Researchers from Harvard and Johns Hopkins University tracked admission data from 2008 to 2013 and found that outpatient visits declined by 9% in that window, with a 15% decline in trips that weren’t to the emergency room.
Maryland launched the "Total Patient Revenue" budgets in 2010 for rural hospitals and expanded that to other facilities in 2014 in its "Global Budget Revenue" program.
Studies since then have highlighted some of the program’s shortcomings in achieving significant results. A recent study found declines in admissions that tracked with declines in patients not treated under the model, and another found that the model lowered costs but that that didn’t necessarily translate to better care.
The latest study, too, suggests that the impacts of the approach have been “rather limited,” the researchers wrote.
“One explanation for this may be that the incentives of the program are not strong enough to promote profound health delivery system transformation,” they said.
Eric Roberts, Ph.D., assistant professor of public health at the University of Pittsburgh Graduate School of Public Health, wrote in an accompanying article that the all-payers approach cannot be considered truly “global” as it only applied to hospitals—which could be the source of these concerns.

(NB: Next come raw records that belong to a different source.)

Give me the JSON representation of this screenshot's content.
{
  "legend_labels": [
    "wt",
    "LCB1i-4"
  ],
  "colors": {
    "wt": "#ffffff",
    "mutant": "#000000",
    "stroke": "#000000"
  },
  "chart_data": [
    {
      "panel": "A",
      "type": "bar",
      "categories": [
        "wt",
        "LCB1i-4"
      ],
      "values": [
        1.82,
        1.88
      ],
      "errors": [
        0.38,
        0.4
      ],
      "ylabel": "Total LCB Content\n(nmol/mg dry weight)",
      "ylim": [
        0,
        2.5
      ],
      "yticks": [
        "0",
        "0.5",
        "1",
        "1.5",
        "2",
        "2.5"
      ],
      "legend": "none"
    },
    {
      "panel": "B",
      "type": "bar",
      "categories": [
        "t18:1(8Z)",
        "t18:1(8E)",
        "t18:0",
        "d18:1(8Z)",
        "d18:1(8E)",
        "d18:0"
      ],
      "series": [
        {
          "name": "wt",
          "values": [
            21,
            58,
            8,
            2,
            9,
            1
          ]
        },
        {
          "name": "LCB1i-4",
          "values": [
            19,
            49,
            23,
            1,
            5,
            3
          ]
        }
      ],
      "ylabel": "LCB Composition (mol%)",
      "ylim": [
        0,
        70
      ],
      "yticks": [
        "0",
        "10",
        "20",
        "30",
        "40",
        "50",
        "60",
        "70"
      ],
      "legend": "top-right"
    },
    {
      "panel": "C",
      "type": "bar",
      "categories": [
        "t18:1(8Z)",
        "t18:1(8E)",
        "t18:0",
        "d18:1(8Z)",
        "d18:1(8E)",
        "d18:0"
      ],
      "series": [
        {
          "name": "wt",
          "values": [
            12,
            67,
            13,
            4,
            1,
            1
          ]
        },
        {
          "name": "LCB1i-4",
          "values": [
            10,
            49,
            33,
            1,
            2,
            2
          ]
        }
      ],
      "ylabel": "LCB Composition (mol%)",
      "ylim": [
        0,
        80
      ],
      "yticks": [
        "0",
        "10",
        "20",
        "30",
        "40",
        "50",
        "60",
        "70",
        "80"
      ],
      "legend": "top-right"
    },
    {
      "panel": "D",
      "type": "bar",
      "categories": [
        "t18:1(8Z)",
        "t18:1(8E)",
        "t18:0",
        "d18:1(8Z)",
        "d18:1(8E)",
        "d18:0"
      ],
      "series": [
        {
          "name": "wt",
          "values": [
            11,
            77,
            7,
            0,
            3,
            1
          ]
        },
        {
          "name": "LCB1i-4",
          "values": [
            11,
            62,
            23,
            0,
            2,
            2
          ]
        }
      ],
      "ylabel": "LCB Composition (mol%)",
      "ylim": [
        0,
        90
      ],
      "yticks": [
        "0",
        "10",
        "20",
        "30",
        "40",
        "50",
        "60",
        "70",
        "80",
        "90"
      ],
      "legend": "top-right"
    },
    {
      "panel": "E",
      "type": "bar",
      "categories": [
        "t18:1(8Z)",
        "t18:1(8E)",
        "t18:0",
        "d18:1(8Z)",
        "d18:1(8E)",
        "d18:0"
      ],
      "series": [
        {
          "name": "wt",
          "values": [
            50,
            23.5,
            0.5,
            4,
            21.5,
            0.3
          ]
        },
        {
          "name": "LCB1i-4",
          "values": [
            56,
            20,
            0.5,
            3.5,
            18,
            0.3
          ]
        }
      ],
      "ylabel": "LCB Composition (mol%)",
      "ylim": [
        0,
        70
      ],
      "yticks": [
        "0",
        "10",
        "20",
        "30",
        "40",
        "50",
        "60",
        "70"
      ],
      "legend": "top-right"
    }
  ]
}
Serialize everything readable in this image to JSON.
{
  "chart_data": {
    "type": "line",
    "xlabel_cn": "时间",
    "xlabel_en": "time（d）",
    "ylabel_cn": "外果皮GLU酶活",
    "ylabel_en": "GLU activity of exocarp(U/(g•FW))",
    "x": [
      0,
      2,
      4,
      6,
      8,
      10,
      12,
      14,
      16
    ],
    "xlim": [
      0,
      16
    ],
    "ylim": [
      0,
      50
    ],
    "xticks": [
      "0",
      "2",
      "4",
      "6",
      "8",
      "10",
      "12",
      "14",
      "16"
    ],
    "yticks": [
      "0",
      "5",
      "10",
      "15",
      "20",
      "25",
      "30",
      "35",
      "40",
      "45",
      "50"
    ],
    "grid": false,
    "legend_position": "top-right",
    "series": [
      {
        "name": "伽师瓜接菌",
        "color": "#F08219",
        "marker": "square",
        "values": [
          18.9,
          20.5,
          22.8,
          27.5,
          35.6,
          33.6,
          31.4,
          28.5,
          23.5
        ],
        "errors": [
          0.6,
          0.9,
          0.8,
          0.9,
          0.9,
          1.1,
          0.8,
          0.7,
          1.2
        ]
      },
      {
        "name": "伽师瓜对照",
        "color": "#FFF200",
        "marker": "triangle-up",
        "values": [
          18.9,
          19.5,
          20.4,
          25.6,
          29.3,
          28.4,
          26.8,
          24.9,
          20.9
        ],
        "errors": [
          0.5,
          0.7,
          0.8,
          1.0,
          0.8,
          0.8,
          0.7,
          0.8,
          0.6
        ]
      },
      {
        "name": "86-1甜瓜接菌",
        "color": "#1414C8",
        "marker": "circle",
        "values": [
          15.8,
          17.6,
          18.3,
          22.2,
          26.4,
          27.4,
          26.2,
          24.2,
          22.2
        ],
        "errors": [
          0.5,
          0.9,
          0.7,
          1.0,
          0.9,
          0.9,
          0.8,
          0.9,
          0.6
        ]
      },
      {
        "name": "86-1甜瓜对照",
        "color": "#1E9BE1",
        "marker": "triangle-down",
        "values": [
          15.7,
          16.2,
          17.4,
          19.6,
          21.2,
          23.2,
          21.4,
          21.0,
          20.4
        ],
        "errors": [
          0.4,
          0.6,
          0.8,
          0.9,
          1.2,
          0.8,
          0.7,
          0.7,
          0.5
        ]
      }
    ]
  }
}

Maryland has since rolled out changes aimed at bringing physicians into the fold and aligning incentives more effectively, Roberts said: “[This] study, like the others the proceeded it, identified this misalignment of hospital and physician incentives as one reason why Maryland’s model might have more limited impacts on care patterns than policymakers intended.”
However, the changes to adjust these incentives may put it on the path to better coordination between hospitals and physicians, he said.
Maryland is currently the only state to try a global budget, which sets a rate all payers charge for hospital services.